Another case out of Chicago details how police used a Taser on a woman who was eight months pregnant while her two children were in close proximity. Tiffany Rent sued the department after her treatment that stemmed from an argument over a parking ticket.
“Following the brutal Taser gun attack, plaintiff Rent was forcefully taken to the ground and left there while defendants Pippen, Forgue, Smith and the unknown City of Chicago police officers mocked and laughed at plaintiff Rent writhing on the ground in pain. Plaintiff Rent’s children who were with her at the time … were also unreasonably detained and falsely imprisoned by defendants.”
Organizing the unorganized
In May, the Cato Institute, a libertarian think tank, launched a website dedicated to compiling statistics and reports of police misconduct around the United States. A 2010 report, the most recent in the group’s database, showed 6,613 law enforcement officers involved in allegations of misconduct, with 1,575 (23.8 percent) of those pertaining to excessive force. In comparison, 9.3 percent of the complaints included sexual misconduct and 7.2 percent involved fraud/theft.
As a result of the claims, departments and states were forced to pay out more than $346.5 million for civil-judgments and settlements related to police misconduct.
Cato says the independent study of departments is needed because the few that claim to track complaints and statistics rarely can provide detailed evidence.
“Only a small fraction of the 17,000 law enforcement agencies actually track their own misconduct in a semi-public manner, and even when they do, the data they provide is generic and does not specify what misconduct occurred, who did it, and what the end result was,” the website read.
The National Police Accountability Project (NPAP), an organization created by the National Lawyers Guild, represents clients in cases of alleged police misconduct. A lawyer for the group recently won a federal civil rights lawsuit for the client, Michael O’Brien, who sued the city of Boston for excessive force. O’Brien claimed that an officer with the department hit him and put him in a chokehold while O’Brien was filming another officer on his cell phone.
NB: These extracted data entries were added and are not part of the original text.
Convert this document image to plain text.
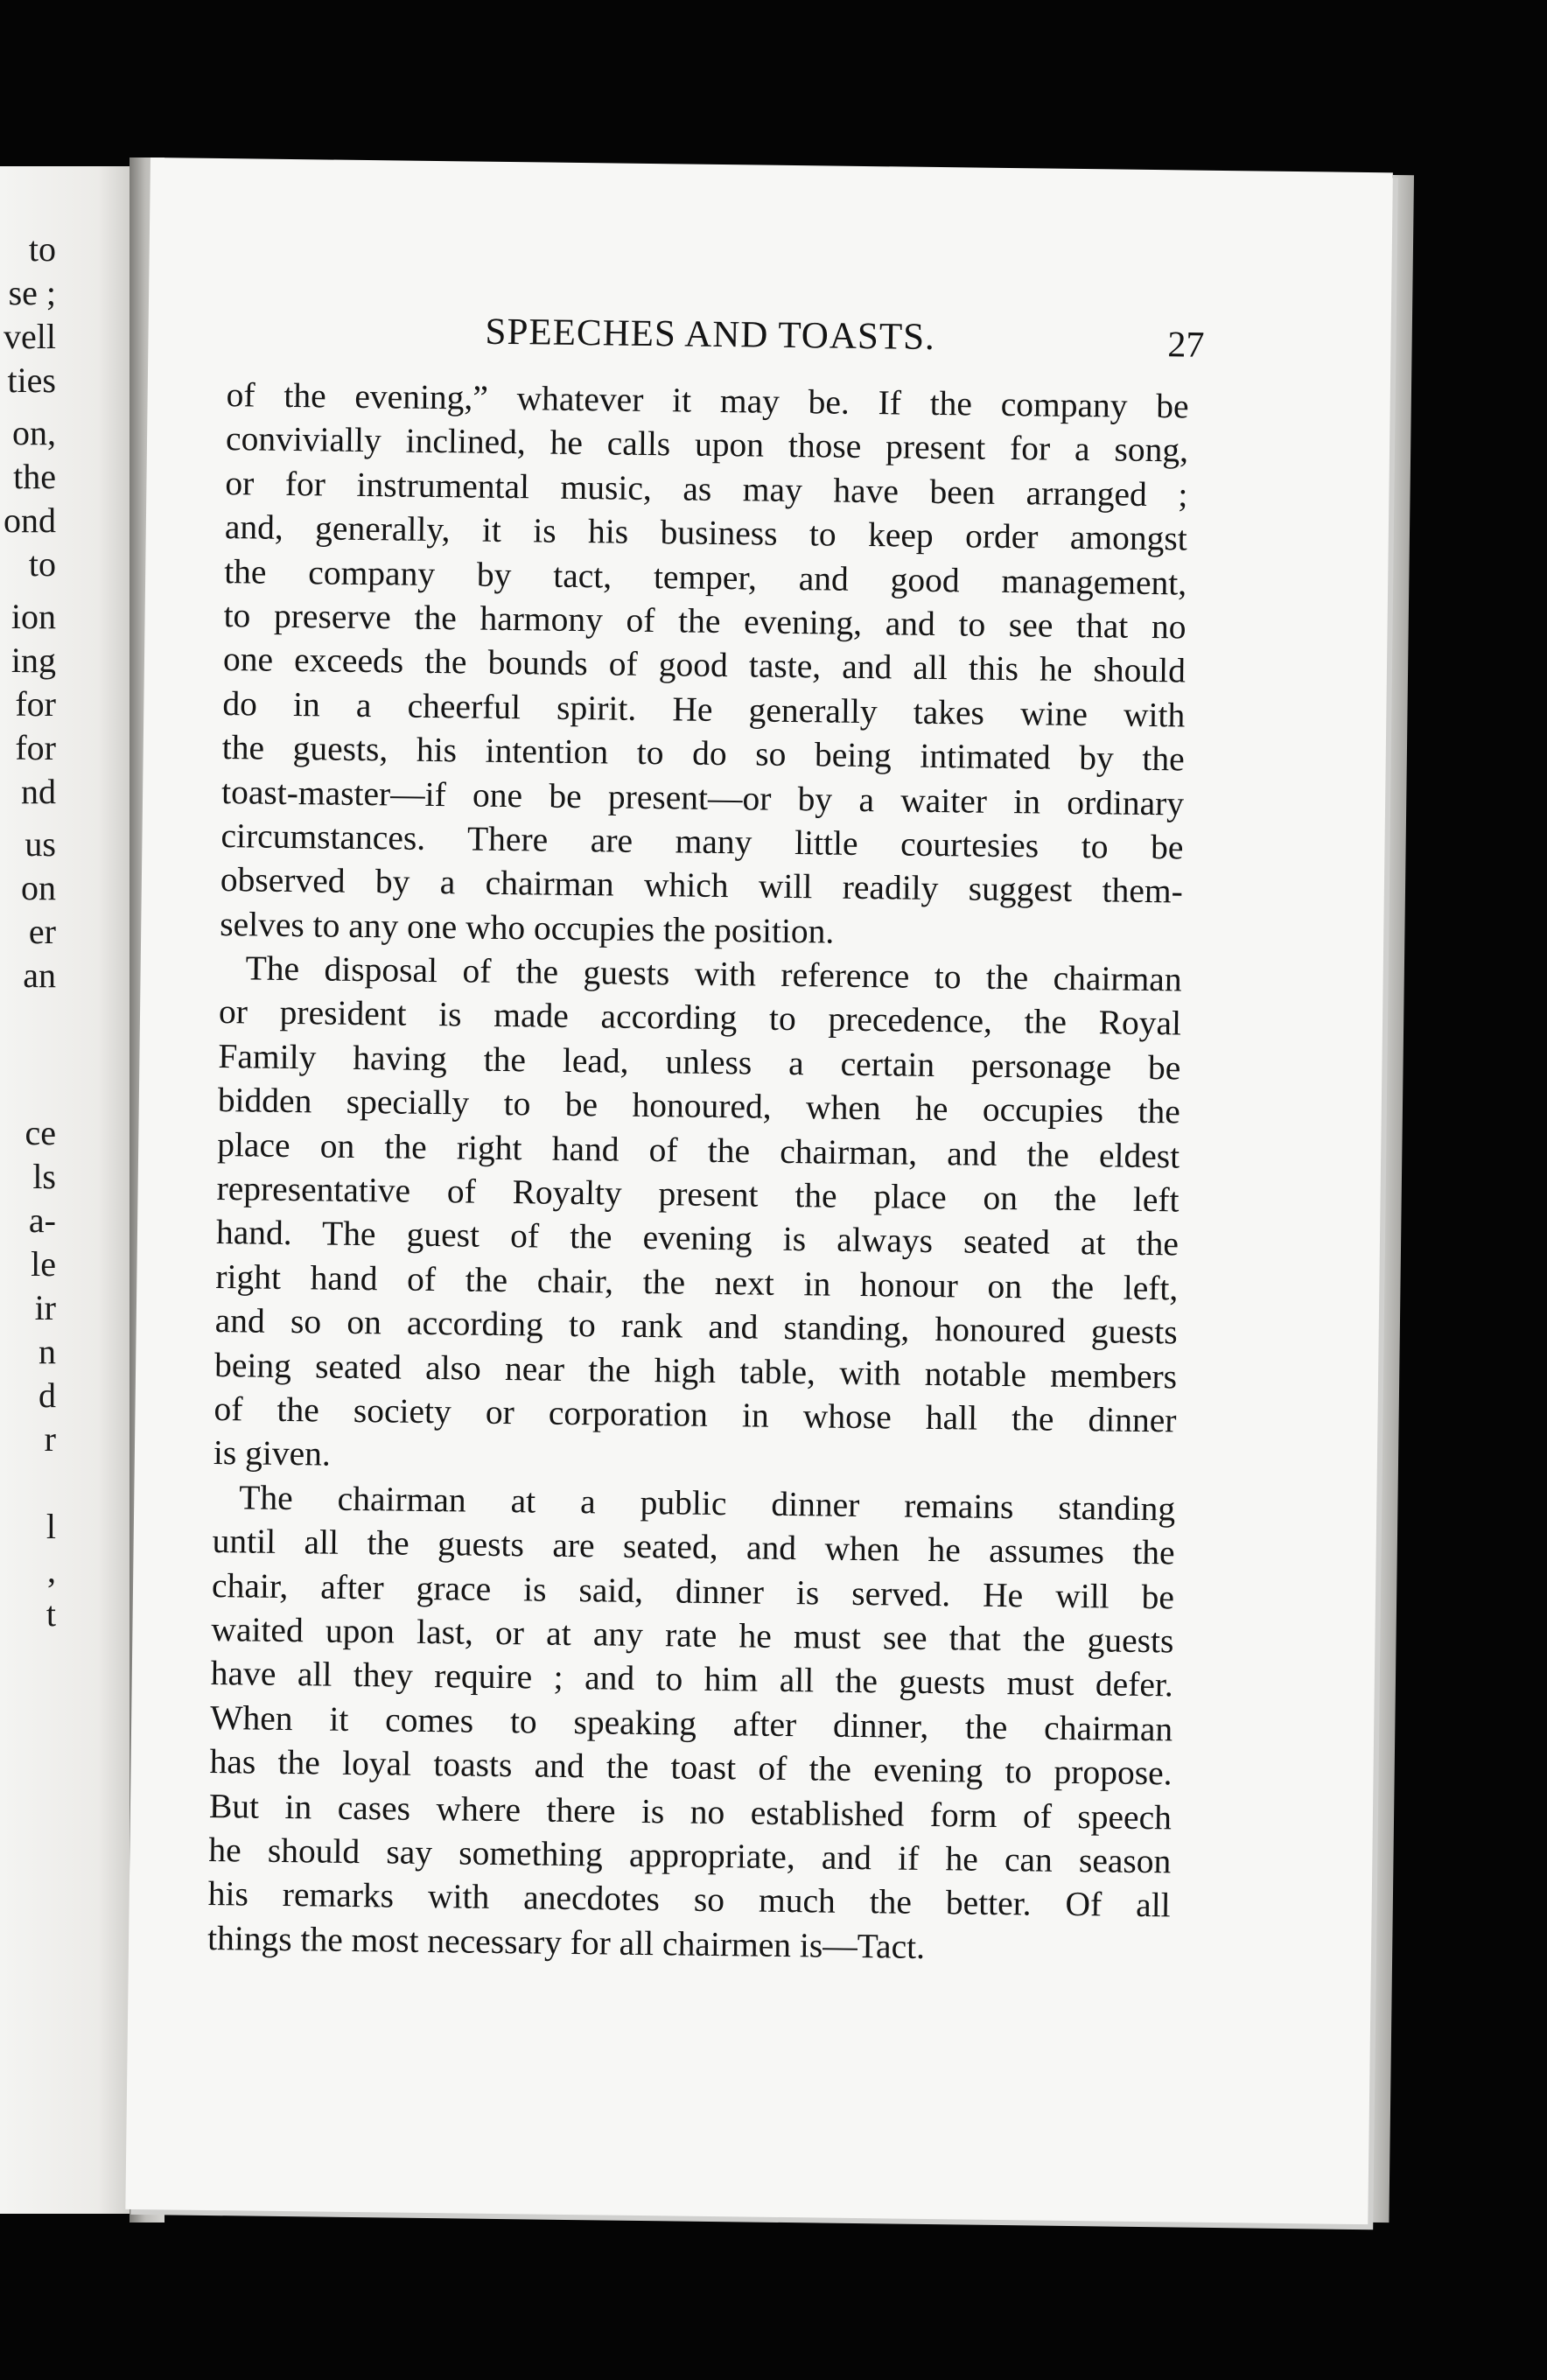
to
se ;
vell
ties
on,
the
ond
to
ion
ing
for
for
nd
us
on
er
an
ce
ls
a-
le
ir
n
d
r
l
,
t
SPEECHES AND TOASTS.	27
of the evening,” whatever it may be. If the company be
convivially inclined, he calls upon those present for a song,
or for instrumental music, as may have been arranged ;
and, generally, it is his business to keep order amongst
the company by tact, temper, and good management,
to preserve the harmony of the evening, and to see that no
one exceeds the bounds of good taste, and all this he should
do in a cheerful spirit. He generally takes wine with
the guests, his intention to do so being intimated by the
toast-master—if one be present—or by a waiter in ordinary
circumstances. There are many little courtesies to be
observed by a chairman which will readily suggest them-
selves to any one who occupies the position.
The disposal of the guests with reference to the chairman
or president is made according to precedence, the Royal
Family having the lead, unless a certain personage be
bidden specially to be honoured, when he occupies the
place on the right hand of the chairman, and the eldest
representative of Royalty present the place on the left
hand. The guest of the evening is always seated at the
right hand of the chair, the next in honour on the left,
and so on according to rank and standing, honoured guests
being seated also near the high table, with notable members
of the society or corporation in whose hall the dinner
is given.
The chairman at a public dinner remains standing
until all the guests are seated, and when he assumes the
chair, after grace is said, dinner is served. He will be
waited upon last, or at any rate he must see that the guests
have all they require ; and to him all the guests must defer.
When it comes to speaking after dinner, the chairman
has the loyal toasts and the toast of the evening to propose.
But in cases where there is no established form of speech
he should say something appropriate, and if he can season
his remarks with anecdotes so much the better. Of all
things the most necessary for all chairmen is—Tact.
O’Brien claims to now have a brain injury that leads to debilitating headaches and dizziness.
Dennis Kenney, a policing expert at John Jay College of Criminal Justice in New York, said the more incidents that the public catches wind of that involve police misconduct, the less likely they will be to cooperate when questioned by police. He said trust could eventually be undermined when citizens question law enforcement.
“If you think about how policing work works, it’s not technology driven: it’s the ability to get people to tell you what’s going on when it’s going on,” Kenney said in an interview with National Public Radio. “For that to happen, citizens obviously have to be willing to talk to you.”